The first lawsuit was filed by the Coalition for Access to Regulated & Safe Cannabis, a trade group representing big weed companies, last March. The suit targeted the state’s social equity program, which offered individuals with prior convictions, and their relatives, priority access through licenses known as “CAURDs” (Conditional Adult-Use Retail Dispensaries.) The plaintiffs argued that this contradicted a law adopted in 2021 that required recreational markets to open to all simultaneously.

The lawsuit also accused regulators of having “waged a thinly veiled attack against the registered organizations” — 10 medical cannabis companies in New York. The coalition includes Curaleaf along with Acreage Holdings, Green Thumb Industries and PharmaCann.

In August, this lawsuit was combined with one filed by disabled veterans, who also accused the state of violating the law.

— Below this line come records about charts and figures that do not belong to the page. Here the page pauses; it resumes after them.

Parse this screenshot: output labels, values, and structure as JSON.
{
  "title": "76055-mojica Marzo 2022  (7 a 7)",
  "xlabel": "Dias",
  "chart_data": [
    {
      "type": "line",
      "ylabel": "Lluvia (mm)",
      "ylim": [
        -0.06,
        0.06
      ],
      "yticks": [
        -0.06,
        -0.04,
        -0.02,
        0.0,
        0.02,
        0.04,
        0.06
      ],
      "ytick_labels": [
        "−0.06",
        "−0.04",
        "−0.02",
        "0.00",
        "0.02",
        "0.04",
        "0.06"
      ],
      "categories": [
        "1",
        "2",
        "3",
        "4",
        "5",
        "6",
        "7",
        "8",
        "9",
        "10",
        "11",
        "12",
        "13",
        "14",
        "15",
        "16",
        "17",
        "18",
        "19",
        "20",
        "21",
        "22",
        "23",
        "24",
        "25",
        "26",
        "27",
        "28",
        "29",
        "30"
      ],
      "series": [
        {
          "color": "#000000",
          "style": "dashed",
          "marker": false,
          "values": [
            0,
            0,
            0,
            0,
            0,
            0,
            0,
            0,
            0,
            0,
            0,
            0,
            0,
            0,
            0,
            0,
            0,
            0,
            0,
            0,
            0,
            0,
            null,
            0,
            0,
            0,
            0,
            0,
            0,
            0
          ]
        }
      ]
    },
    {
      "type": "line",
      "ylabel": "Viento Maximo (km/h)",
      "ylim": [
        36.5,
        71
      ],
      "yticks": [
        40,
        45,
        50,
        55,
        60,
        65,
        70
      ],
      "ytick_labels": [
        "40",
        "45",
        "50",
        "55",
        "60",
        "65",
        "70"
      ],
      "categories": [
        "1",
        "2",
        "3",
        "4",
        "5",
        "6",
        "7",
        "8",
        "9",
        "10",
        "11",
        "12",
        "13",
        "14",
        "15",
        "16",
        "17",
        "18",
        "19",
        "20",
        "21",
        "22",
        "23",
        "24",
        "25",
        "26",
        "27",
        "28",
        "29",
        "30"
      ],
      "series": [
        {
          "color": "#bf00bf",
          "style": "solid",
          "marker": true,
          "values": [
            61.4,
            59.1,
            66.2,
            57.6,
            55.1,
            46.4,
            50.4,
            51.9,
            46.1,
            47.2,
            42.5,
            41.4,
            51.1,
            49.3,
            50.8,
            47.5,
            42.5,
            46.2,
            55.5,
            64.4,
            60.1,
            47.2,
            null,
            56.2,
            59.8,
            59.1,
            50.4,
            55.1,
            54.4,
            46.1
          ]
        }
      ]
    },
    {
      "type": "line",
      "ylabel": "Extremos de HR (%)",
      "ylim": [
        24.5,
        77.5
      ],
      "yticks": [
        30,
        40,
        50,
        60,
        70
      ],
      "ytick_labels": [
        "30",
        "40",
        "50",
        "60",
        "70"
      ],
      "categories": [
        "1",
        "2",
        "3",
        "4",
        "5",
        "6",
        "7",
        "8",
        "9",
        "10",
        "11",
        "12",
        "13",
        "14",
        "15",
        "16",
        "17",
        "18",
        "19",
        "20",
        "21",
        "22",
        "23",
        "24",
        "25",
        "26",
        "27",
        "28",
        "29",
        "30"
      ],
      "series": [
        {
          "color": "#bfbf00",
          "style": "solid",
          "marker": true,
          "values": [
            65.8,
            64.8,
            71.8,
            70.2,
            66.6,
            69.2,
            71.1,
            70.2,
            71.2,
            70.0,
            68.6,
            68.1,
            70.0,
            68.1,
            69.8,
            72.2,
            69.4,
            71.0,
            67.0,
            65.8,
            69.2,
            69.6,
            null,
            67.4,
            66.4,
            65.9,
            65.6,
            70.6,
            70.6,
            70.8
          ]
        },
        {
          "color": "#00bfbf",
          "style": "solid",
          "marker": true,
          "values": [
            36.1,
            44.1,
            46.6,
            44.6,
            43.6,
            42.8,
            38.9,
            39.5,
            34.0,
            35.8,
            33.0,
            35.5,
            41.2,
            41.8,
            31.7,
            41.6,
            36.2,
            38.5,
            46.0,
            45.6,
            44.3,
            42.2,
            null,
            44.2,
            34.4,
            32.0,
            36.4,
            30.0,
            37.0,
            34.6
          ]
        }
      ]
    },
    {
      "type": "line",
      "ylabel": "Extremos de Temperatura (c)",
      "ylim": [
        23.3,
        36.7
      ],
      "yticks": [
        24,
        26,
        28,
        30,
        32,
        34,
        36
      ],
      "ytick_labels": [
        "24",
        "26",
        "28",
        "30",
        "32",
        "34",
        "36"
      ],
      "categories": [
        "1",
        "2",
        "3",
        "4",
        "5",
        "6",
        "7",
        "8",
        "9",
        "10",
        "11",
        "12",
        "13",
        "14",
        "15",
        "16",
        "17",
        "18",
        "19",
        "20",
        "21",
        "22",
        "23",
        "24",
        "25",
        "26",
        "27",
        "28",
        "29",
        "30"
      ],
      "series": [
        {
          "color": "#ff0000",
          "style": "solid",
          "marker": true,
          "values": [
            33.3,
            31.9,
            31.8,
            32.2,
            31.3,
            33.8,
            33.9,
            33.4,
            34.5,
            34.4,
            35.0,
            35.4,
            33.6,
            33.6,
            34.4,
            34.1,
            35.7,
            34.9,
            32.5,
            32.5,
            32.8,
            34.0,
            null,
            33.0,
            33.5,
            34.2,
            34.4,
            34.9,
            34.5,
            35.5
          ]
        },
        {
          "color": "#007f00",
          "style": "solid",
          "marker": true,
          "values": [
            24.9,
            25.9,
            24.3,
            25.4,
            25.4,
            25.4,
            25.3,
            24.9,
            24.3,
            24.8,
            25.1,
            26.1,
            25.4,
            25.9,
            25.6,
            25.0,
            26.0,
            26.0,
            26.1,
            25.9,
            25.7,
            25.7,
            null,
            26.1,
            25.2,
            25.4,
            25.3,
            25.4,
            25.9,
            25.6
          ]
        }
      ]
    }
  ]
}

Meanwhile, the companies were pressuring Gov. Kathy Hochul. In an Aug. 31 letter, four CEOs wrote that the delays were encouraging the unregulated market and depriving the state of tax revenue: “The State’s entire cannabis ecosystem is in dire need of a new direction.”

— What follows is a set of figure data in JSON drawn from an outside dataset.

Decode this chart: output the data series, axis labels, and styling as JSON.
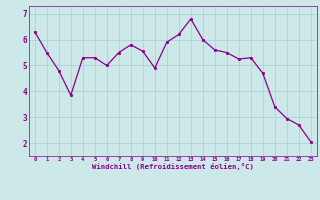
{
  "x": [
    0,
    1,
    2,
    3,
    4,
    5,
    6,
    7,
    8,
    9,
    10,
    11,
    12,
    13,
    14,
    15,
    16,
    17,
    18,
    19,
    20,
    21,
    22,
    23
  ],
  "y": [
    6.3,
    5.5,
    4.8,
    3.85,
    5.3,
    5.3,
    5.0,
    5.5,
    5.8,
    5.55,
    4.9,
    5.9,
    6.2,
    6.8,
    6.0,
    5.6,
    5.5,
    5.25,
    5.3,
    4.7,
    3.4,
    2.95,
    2.7,
    2.05
  ],
  "line_color": "#8B008B",
  "marker_color": "#8B008B",
  "bg_color": "#cce8e8",
  "grid_color": "#b0d8d8",
  "xlabel": "Windchill (Refroidissement éolien,°C)",
  "xlabel_color": "#8B008B",
  "tick_color": "#8B008B",
  "spine_color": "#8B008B",
  "ylim": [
    1.5,
    7.3
  ],
  "yticks": [
    2,
    3,
    4,
    5,
    6,
    7
  ],
  "xticks": [
    0,
    1,
    2,
    3,
    4,
    5,
    6,
    7,
    8,
    9,
    10,
    11,
    12,
    13,
    14,
    15,
    16,
    17,
    18,
    19,
    20,
    21,
    22,
    23
  ],
  "xlim": [
    -0.5,
    23.5
  ]
}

When contacted by Labor New York, a spokesperson for the Medical Cannabis Industry Association said she wasn’t surprised to hear of individual licensees’ concerns. “They have been consistently critical, and, to be quite frank, not entirely correct when it comes to the law,” Liz Benjamin wrote in an email. State law, she added, “is very clear about who should get into the adult use market and when.”

The Equity Program’s Bad Trip

Out of nearly 500 licenses initially allocated to CAURDs, only 23 managed to open their doors before the injunction left the rest of them in limbo. Licensees are now lagging behind big companies, said Alfredo Angueira, chief compliance officer of ConBudy, a CAURD dispensary that had to push back its opening date due to the injunction.

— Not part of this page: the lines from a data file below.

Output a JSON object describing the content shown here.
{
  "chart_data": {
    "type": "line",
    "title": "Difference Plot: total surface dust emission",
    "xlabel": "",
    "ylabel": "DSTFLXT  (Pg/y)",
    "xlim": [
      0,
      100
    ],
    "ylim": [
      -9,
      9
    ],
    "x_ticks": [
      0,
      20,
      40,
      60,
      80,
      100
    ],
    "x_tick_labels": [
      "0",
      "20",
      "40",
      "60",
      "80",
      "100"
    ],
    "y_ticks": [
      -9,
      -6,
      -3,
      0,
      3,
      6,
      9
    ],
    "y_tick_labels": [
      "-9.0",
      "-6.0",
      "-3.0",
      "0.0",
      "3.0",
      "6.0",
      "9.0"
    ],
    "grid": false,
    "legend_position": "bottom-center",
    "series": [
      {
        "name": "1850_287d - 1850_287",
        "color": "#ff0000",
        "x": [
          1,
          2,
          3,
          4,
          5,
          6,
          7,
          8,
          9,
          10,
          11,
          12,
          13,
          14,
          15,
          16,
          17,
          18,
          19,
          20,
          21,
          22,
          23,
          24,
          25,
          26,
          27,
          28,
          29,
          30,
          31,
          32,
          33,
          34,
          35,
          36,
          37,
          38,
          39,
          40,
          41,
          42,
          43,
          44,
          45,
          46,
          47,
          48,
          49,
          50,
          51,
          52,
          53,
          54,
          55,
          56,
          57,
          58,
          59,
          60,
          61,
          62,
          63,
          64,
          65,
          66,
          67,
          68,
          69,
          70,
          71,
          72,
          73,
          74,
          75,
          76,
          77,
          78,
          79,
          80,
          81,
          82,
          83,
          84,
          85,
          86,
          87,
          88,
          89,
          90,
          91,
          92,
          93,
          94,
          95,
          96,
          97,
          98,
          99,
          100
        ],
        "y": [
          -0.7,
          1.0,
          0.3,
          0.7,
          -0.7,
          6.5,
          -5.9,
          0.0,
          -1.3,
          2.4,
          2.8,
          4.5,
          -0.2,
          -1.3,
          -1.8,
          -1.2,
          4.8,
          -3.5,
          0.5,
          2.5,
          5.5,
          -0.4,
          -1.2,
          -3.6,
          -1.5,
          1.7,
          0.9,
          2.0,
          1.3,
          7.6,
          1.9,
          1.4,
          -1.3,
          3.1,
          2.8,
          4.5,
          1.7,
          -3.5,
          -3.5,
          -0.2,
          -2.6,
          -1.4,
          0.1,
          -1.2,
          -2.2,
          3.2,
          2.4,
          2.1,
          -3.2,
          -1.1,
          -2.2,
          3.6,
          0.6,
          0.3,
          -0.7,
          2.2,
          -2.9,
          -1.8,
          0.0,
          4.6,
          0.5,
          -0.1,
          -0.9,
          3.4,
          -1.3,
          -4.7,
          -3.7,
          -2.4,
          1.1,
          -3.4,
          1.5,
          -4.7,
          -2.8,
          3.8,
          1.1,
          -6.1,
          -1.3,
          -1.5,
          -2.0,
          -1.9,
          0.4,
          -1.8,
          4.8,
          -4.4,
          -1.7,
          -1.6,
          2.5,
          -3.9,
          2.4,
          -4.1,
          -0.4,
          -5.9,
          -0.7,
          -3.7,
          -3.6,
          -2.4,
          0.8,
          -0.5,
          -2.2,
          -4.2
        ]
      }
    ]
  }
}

“It’s difficult for Black and brown individuals to get financing and to raise money,” said Angueira. “And if the market opens up all at the same time, we’ve basically been burning that little bit of capital that we were able to get from the beginning. So it sets us up as a step behind.”

State Sen. Liz Krueger and Assembly Member Crystal People-Spokes, the primary sponsors of the law legalizing cannabis, criticized recent developments in an Albany Times Union opinion piece. “Despite, or perhaps because of our clear intention that cannabis be a vehicle for social equity and restorative and economic justice, national corporate interests are working diligently to hold New York’s market hostage,” they wrote. “Corporate interests are swooping in to try to stuff their pockets.”

Facing Reality

In 2021, state officials predicted that New Yorks cannabis markets would generate $4.2 billion in revenue annually. However, according to the state, total legal sales have reached only $70 million this year. Meanwhile, the recently legalized New Jersey market saw average monthly adult-use sales of around $50 million during the first quarter of 2023, despite having half the population.

The solution now is to turn to large medical companies. In mid-September, officials allowed those firms to open recreational stores by Dec. 31– two years earlier than originally planned.

Any of the 10 medical companies wishing to enter the market must submit a $5 million down payment. If approved, they’ll be allowed to open stores and also cultivate up to 100,000 square feet of weed in indoor environments — as contrasted to individual farmers, who are currently licensed to grow their crop outdoors and who sell only wholesale.

That means big companies can control the entire process, from cultivation to processing to retail. Said Jeffrey Hoffman, a CAURD licensee lawyer: “They just have a tremendous competitive advantage over the other players.”

State officials had to come to terms with their own decisions and delays, he said. “They really do believe in equity and they wouldn’t have proposed all this stuff to try to protect the small businesses if they didn’t believe in it,” said Hoffman. “But now they’re being faced with reality.”